As we at Micronas see it, the core issue of good corporate governance is that it responds to our shareholders’ concern for prudent corporate policies and efficient deployment of resources, including an effective system of checks and balances. In this respect, the Code of Conduct of Micronas, including implementing guidelines, helps to ensure that all Micronas employees act in a responsible manner. The Code of Conduct is available under  Documents as PDF.

In pursuance of these aims, the Micronas Group maintains an open information and communication policy toward shareholders, financial markets and interested sections of the public. Transparency and continuity in our dealings with investors – over and above what is legally required – are underpinned by comprehensive year-end financial statements, semi-annual financial statements in the form of a printed letter to the shareholders and quarterly financial updates for the first and the third quarter through respective press releases and constant updating of the relevant information on our website.

Implementation of Minder Rules at Micronas

The ordinance against excessive compensation in listed companies (Verordnung gegen übermässige Vergütungen bei börsenkotierten Gesellschaften) has come into effect on January 1, 2014 (the “Ordinance”). However, transitional rules allow an implementation until December 31, 2015.

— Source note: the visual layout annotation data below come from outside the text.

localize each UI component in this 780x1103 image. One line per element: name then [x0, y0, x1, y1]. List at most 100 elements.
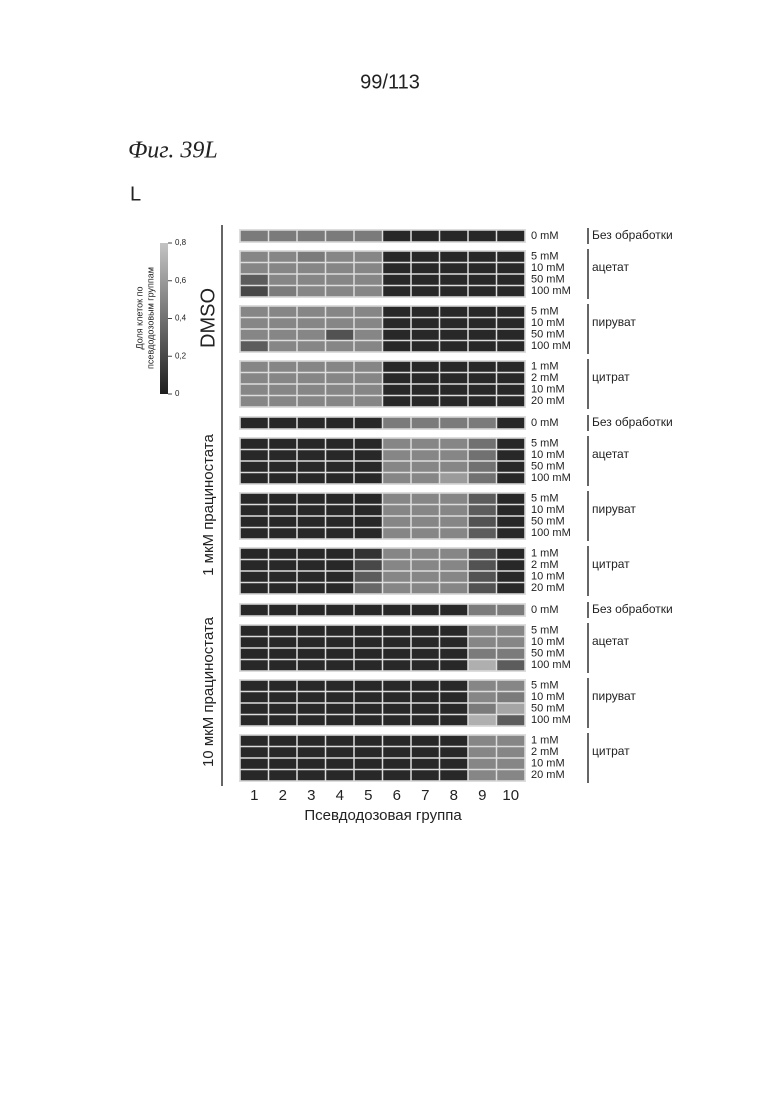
- heat-cell: [326, 528, 353, 538]
- panel-label: L: [130, 183, 141, 205]
- heat-cell: [383, 560, 410, 570]
- x-tick-label: 7: [421, 787, 429, 804]
- x-tick-label: 10: [502, 787, 519, 804]
- heat-cell: [269, 704, 296, 714]
- heat-cell: [383, 660, 410, 670]
- heat-cell: [269, 517, 296, 527]
- heat-cell: [497, 517, 524, 527]
- heat-cell: [497, 450, 524, 460]
- heat-cell: [269, 341, 296, 351]
- heat-cell: [412, 681, 439, 691]
- heat-cell: [383, 572, 410, 582]
- heat-cell: [440, 307, 467, 317]
- heat-cell: [241, 736, 268, 746]
- heat-cell: [412, 505, 439, 515]
- heat-cell: [383, 362, 410, 372]
- heat-cell: [440, 362, 467, 372]
- heat-cell: [326, 462, 353, 472]
- heat-cell: [440, 736, 467, 746]
- heat-cell: [497, 715, 524, 725]
- heat-cell: [440, 252, 467, 262]
- heat-cell: [269, 418, 296, 429]
- heat-cell: [469, 231, 496, 242]
- row-label: 100 mM: [531, 340, 571, 352]
- heat-cell: [241, 307, 268, 317]
- x-tick-label: 4: [336, 787, 344, 804]
- heat-cell: [326, 341, 353, 351]
- heat-cell: [440, 747, 467, 757]
- heat-cell: [383, 770, 410, 780]
- heat-cell: [440, 494, 467, 504]
- heat-cell: [326, 231, 353, 242]
- heat-cell: [326, 373, 353, 383]
- heat-cell: [326, 517, 353, 527]
- heat-cell: [469, 462, 496, 472]
- heat-cell: [412, 649, 439, 659]
- heat-cell: [383, 736, 410, 746]
- heat-cell: [241, 759, 268, 769]
- heat-cell: [383, 549, 410, 559]
- heat-cell: [440, 692, 467, 702]
- heat-cell: [440, 770, 467, 780]
- heat-cell: [412, 759, 439, 769]
- heat-cell: [412, 692, 439, 702]
- heat-cell: [469, 362, 496, 372]
- row-label: 5 mM: [531, 306, 559, 318]
- heat-cell: [298, 462, 325, 472]
- heat-cell: [241, 418, 268, 429]
- heat-cell: [269, 252, 296, 262]
- heat-cell: [383, 605, 410, 616]
- heat-cell: [383, 231, 410, 242]
- heat-cell: [497, 681, 524, 691]
- heat-cell: [241, 704, 268, 714]
- heat-cell: [326, 418, 353, 429]
- heat-cell: [298, 517, 325, 527]
- heat-cell: [241, 494, 268, 504]
- heat-cell: [355, 373, 382, 383]
- x-axis-label: Псевдодозовая группа: [304, 807, 462, 824]
- heat-cell: [298, 330, 325, 340]
- heat-cell: [383, 715, 410, 725]
- heat-cell: [241, 605, 268, 616]
- heat-cell: [326, 362, 353, 372]
- heat-cell: [269, 275, 296, 285]
- heat-cell: [298, 318, 325, 328]
- heat-cell: [269, 473, 296, 483]
- heat-cell: [241, 505, 268, 515]
- heat-cell: [355, 396, 382, 406]
- heat-cell: [298, 275, 325, 285]
- colorbar-tick-label: 0,4: [175, 314, 187, 323]
- heat-cell: [383, 439, 410, 449]
- heat-cell: [469, 330, 496, 340]
- colorbar-tick-label: 0,6: [175, 276, 187, 285]
- heat-cell: [469, 275, 496, 285]
- heat-cell: [241, 528, 268, 538]
- row-label: 0 mM: [531, 230, 559, 242]
- heat-cell: [326, 505, 353, 515]
- colorbar-tick-label: 0,8: [175, 238, 187, 247]
- heat-cell: [269, 385, 296, 395]
- heat-cell: [469, 715, 496, 725]
- row-label: 20 mM: [531, 582, 565, 594]
- heat-cell: [383, 505, 410, 515]
- heat-cell: [469, 450, 496, 460]
- heat-cell: [497, 275, 524, 285]
- heat-cell: [383, 396, 410, 406]
- heat-cell: [241, 560, 268, 570]
- heat-cell: [298, 439, 325, 449]
- heat-cell: [269, 583, 296, 593]
- heat-cell: [326, 704, 353, 714]
- heat-cell: [269, 747, 296, 757]
- heat-cell: [469, 318, 496, 328]
- heat-cell: [440, 759, 467, 769]
- heat-cell: [383, 341, 410, 351]
- block-label: Без обработки: [592, 415, 673, 429]
- heat-cell: [412, 330, 439, 340]
- heat-cell: [412, 275, 439, 285]
- heat-cell: [469, 286, 496, 296]
- heat-cell: [497, 692, 524, 702]
- heat-cell: [355, 517, 382, 527]
- heat-cell: [440, 330, 467, 340]
- heat-cell: [412, 373, 439, 383]
- heat-cell: [383, 637, 410, 647]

At Micronas, some of the points introduced by the Ordinance have already been implemented many years ago:

  • Micronas elects its members of the Board of Directors for a term of one year in an individual election.
  • Top Management contracts do not have a fixed term and their termination period is not exceeding 12 months.
  • No termination/severance payments are made.

 

At the Shareholers' Meeting held on March 21, 2014, Micronas has implemented most of the changes requested by the Ordinance:

  • There were neither a representative of the Company nor proxy holders of deposited shares.
  • It was possible to instruct the independent proxy holder by way of electronic proxies.
  • The Board of Directors proposed to the Shareholders’ Meeting amendments to the Articles of Incorporation (see the Articles of Incorpration under Documents as PDF).
  • The Shareholders’ Meeting elected the Chairman of the Board of Directors, the members of the Nomination and Compensation Committee as well as the independent proxy holder.

 

Following the Shareholers' Meeting, the Board of Directors amended the existing Company regulations in its meeting of April 15, 2014, accordingly, in particular the Business Rules, the Charter of the Nomination and Compensation Committee and the Charter of the Risk and Audit Committee (see the respective regulations under Documents as PDF).

 

Finally, the Shareholders’ Meeting 2015 regarding the business year 2014 will vote on the compensation of the Board and Top Management based on a separate compensation report audited by the Company’s auditors, thus rounding up the implementation of the Minder Rules at Micronas.